Yemeni men inspect the damage following an airstrike carried out by Saudi Arabia in the Yemeni capital, Sana’a, February 12, 2016. (Photo by AFP)

Press TV has interviewed Mark Weber, the director of the Institute for Historical Review, about Saudi Arabia’s pressure on the United Nations over the blacklisting of a Saudi-led military coalition for killing children in the Yemeni war.

A rough transcription of the interview appears below.

Press TV: Saudi Arabia threatening to withhold humanitarian aid to get off the blacklist for killing Yemeni children, all of this while chairing a UN human rights panel. What are we missing here?

Weber: Well, the world is increasingly aware of the character and the policies of Saudi Arabia. This report adds to a steady stream of revelations and news reports in recent years about Saudi Arabia and its policies and specially the Saudi role in the Yemen conflict, which have had the effect of seriously degrading the kingdom’s public image around the world.

Even here in the United States, Saudi Arabia is increasingly regarded as a backward, fossilized society that is an embarrassment in the modern world. And this latest report is just one of many that have been coming out in the last year or two that contribute to this further... of Saudi Arabia’s image.
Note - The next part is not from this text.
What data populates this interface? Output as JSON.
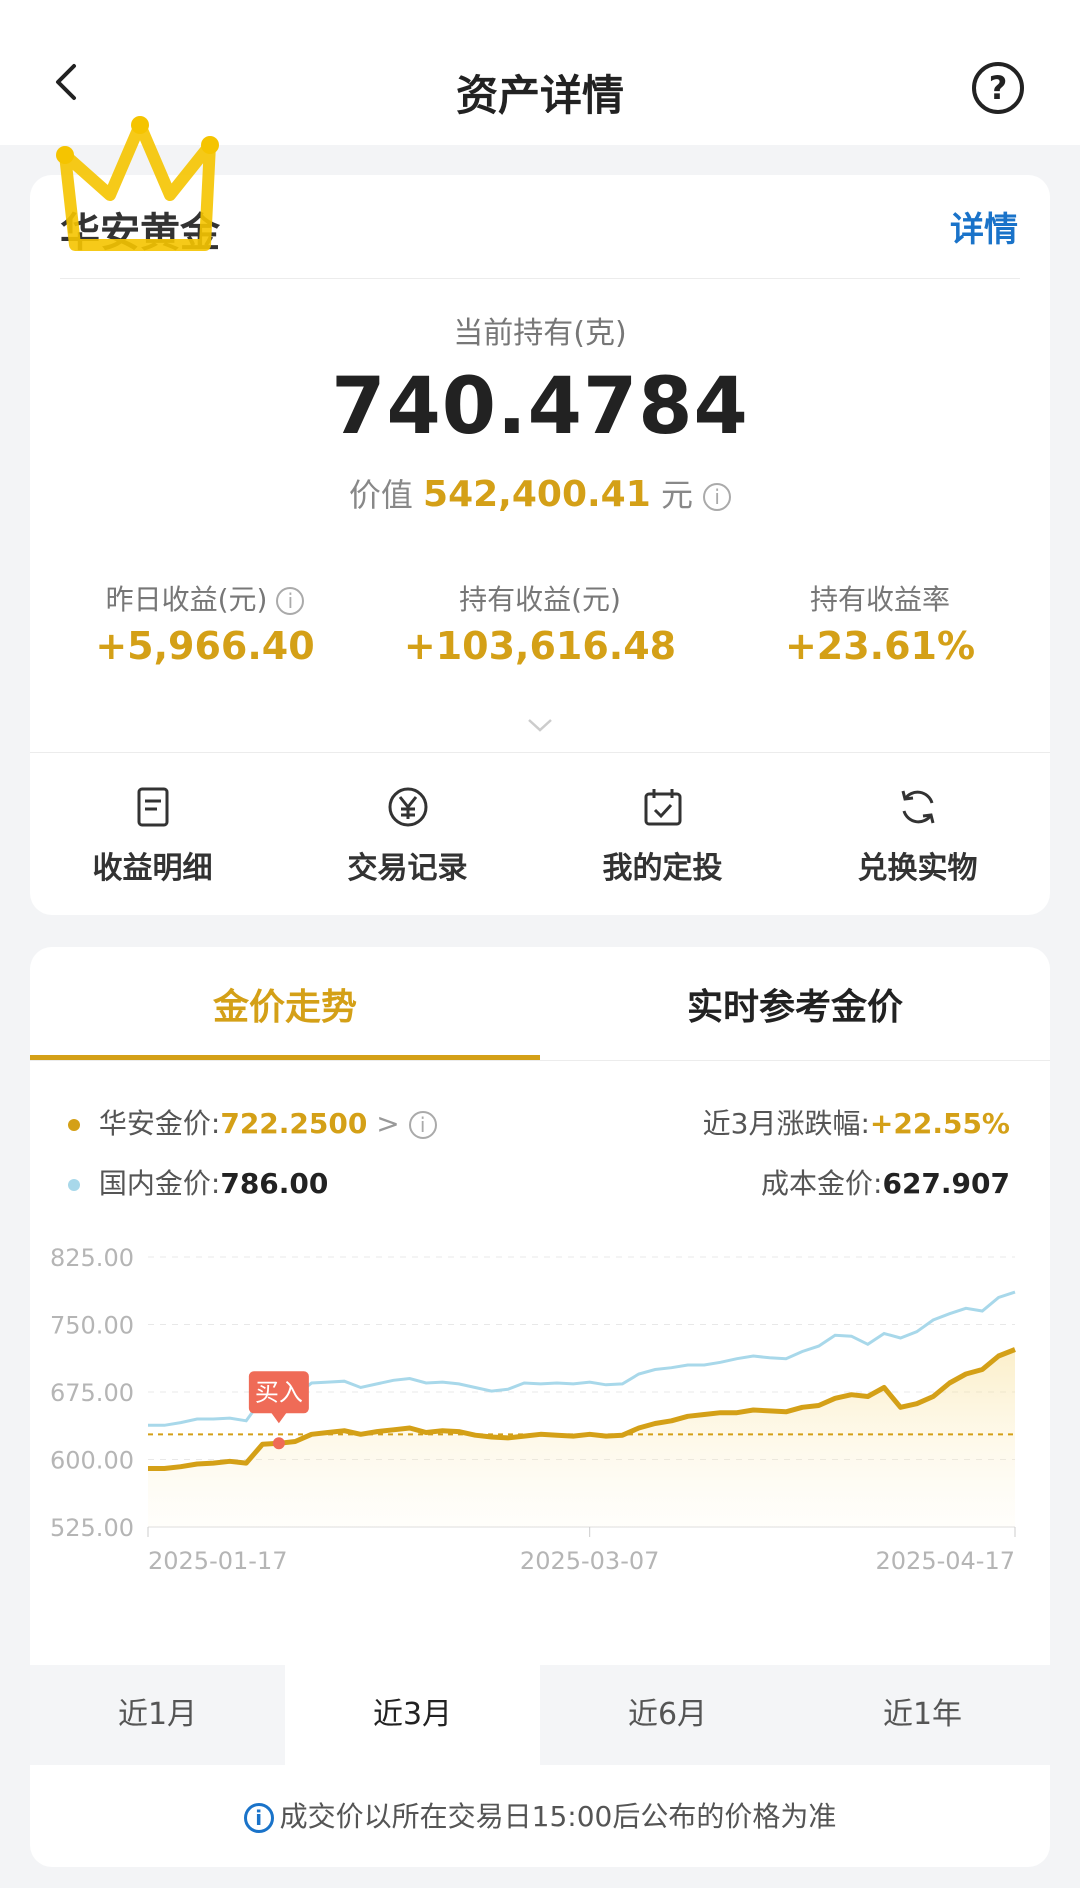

Press TV: Right and then Ban Ki-moon says that he was pushed into a corner, that’s why he had to relent because of the humanitarian aid that he gets from the Saudis. But the aid from one country isn’t worth undermining your entire organization’s credibility. I mean how many other donors will stand to lose in that situation?

Weber: Well, the UN chief, Ban Ki-moon, deserves credit for making public some of these undue pressures that have been applied in an effort to insulate the kingdom from scrutiny and accountability for its policies.

In this regard, the Reuters news agency reported even that the United Nations has been facing what it calls bullying, threats and pressure by Saudi Arabia, amounting to what it termed a real blackmail.

More and more people are aware of this; and Ban Ki-moon’s remarks just made public what more and more people realize.

And we’re going to expect, I think, and have a right to expect within the months to come, there will be still more revelations and reports that will remind the world again and again of the bizarre and embarrassing character of Saudi society and its policies.

Press TV: Can you still say what Ban Ki-moon did was a honorable thing by blowing this thing open and kind of blowing the whistle on the Saudis, but I’m saying should he have relented in the first place or stuck to his guns? Why? Because the Saudis are one source of humanitarian funding for these causes. When you undermine the credibility of your organization, what you’re doing in essence is you’re turning your back on all the other donors that respected you before.

Weber: I think what Ban Ki-moon seems to be afraid of is that if Saudi Arabia was pushed into a corner, that Saudi clerics would issue a fatwa, which would have an embarrassing and important impact in many many other countries.

I don’t want to second-guess the prudence or the wisdom of what the UN chief did, but I think it’s sufficient to note that he did make public this kind of pressure and that itself is going to add to all of this in the years to come.